Problem #2: Exclusion
Now, anyone who remembers anything about high school—for better or for worse–knows that the last thing any teenager wants is to stand out from everyone else. You don’t want to be different, unless you are athletically gifted or Prom-Queen pretty, It helps if your parents have a lot of money, you get a convertible for your birthday, or you’re the class clown.
Refusing to say the Lord’s Prayer doesn’t fit into any of those categories.
Problem #2 means any non-Christian students who sat quietly did, by definition, stand out from everyone else, but for a negative reason.
When School Prayer Went Away
I remember clearly when the Supreme Court effectively banned school prayer, which happened on June 25, 1962. I had English for First Period and our teacher, Mr. Sullivan, disagreed with the decision. He declared that we would have a moment of silence in which to pray by ourselves.
I thought that was okay and, probably, everyone else did, too. A moment of silence is, after all, not religious. Plus, it gives you a chance to close your eyes and pull yourself together for the class ahead. All good.
But Mr. Sullivan’s anger at the decision had a certain effect. He was, after all, an authority figure who was putting his official weight behind the concept of school prayer. No one in class asked him if we should, perhaps, broaden our prayers to incorporate other religions. That didn’t occur to us. And, if it had, I don’t think anyone would have spoken up. Speaking up makes you stand out.
The Old Days of School Prayer
But I think of it now, every time religious zealots try to shove their particular faith down the throats of student populations that are more diverse than ever before. I have not been back to Somerset High School for many years but I’m willing to bet the student body has more different faiths than they did back in my day.
Let’s not go back to the days when America had a de facto national religion.

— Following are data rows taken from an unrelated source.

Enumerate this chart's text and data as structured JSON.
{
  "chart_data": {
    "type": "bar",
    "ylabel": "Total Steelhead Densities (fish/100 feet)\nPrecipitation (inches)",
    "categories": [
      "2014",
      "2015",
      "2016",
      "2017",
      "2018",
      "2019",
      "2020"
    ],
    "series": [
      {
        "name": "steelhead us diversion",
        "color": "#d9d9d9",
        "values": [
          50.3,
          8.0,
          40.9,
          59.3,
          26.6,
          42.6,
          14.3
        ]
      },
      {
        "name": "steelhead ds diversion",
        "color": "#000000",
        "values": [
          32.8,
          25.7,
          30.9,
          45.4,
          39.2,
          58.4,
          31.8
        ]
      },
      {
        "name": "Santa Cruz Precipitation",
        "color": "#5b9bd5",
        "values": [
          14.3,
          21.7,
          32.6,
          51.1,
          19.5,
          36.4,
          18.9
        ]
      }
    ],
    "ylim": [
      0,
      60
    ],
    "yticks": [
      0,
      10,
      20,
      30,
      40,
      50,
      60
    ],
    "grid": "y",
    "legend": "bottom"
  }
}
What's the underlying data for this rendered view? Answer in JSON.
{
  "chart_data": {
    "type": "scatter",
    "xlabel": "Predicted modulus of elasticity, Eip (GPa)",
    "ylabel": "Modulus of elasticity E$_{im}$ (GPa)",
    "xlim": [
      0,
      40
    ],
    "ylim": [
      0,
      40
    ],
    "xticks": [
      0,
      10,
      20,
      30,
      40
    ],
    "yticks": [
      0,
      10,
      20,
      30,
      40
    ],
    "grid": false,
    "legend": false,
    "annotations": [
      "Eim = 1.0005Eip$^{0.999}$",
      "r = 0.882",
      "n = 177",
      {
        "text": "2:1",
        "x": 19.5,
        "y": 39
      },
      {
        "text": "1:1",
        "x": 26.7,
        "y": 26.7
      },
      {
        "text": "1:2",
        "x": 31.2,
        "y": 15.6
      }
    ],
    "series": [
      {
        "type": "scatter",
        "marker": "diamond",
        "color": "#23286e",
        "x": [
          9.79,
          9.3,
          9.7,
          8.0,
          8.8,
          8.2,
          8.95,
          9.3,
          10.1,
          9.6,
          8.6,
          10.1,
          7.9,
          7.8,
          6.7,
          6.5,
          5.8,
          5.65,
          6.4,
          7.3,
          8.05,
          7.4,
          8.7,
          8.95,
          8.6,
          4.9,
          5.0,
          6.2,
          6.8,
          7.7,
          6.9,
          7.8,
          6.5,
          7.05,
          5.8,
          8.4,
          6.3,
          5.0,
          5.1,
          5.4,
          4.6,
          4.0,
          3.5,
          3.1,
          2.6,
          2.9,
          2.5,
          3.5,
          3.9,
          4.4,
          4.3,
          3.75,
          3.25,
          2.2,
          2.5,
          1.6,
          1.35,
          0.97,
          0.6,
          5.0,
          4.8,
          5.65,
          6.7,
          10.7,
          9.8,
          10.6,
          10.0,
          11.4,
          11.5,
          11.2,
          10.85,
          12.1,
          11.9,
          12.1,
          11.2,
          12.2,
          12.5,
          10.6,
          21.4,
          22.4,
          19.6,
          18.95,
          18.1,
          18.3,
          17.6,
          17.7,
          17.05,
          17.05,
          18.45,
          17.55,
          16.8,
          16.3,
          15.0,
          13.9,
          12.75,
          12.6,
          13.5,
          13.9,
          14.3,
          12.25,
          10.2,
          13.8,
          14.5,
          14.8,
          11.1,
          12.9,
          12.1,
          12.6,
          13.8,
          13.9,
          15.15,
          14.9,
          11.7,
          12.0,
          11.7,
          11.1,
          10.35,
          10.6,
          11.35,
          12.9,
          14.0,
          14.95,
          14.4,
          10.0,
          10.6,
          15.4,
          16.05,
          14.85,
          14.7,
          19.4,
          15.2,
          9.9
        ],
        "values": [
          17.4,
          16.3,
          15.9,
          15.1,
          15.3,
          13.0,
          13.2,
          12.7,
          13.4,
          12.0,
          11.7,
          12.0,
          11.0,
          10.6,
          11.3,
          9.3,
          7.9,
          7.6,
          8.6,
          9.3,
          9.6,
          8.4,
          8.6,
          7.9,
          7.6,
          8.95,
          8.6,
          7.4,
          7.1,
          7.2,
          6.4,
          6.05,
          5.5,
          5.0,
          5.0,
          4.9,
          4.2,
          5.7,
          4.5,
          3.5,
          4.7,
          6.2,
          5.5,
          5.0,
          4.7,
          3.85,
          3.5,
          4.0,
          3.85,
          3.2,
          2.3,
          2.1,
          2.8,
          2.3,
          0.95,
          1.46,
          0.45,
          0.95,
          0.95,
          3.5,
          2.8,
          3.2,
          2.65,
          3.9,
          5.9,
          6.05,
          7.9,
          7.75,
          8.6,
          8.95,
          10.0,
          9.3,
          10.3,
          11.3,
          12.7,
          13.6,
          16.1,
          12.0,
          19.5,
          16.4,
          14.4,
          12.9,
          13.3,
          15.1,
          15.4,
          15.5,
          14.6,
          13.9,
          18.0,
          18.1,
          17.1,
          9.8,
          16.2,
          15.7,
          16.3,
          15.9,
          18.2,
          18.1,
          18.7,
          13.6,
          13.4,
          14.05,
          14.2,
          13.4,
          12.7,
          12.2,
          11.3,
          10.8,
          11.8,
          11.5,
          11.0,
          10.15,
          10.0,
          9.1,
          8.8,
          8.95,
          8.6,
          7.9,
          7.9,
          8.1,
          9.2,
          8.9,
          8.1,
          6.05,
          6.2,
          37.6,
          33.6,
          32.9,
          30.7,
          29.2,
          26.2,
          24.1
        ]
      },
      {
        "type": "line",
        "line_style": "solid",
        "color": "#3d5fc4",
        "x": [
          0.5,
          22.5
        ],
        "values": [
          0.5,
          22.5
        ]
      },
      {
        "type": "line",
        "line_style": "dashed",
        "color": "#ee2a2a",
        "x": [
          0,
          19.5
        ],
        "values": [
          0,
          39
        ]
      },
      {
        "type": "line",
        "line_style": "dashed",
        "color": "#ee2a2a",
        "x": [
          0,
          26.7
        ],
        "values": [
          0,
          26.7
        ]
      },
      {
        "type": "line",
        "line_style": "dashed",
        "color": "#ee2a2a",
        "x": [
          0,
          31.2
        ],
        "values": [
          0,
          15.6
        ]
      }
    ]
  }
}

Our Founding Fathers, particularly James Madison, did not want that. They were a lot closer in time to Europe’s religious wars than we are, and they knew well how much blood was spilled there in the name of God.
Now we stand on the verge of violating what they wrote into the Constitution of the United States. Don’t get me wrong: I have no problem with the Ten Commandments. I think that if a school put up a series of posters depicting important legal documents, like the Bill of Rights, the Magna Carta, the 42 Laws of Maat, and the Code of Hammurabi, it would fit right in. Otherwise, not so much.
The current kerfuffle is happening because religious zealots tend to believe the same four things: (1) Their way is the right way; (2) Their way is the only way. (3) It is right and just to impose their way on everyone else; and (4) God is on their side. The first three are not true. As far as I know, God has not appeared to speak up on the issue.
Beware the zealots, even when what they want to impose on everyone else seems perfectly reasonable. You can be certain it’s only the first step toward a slippery slope.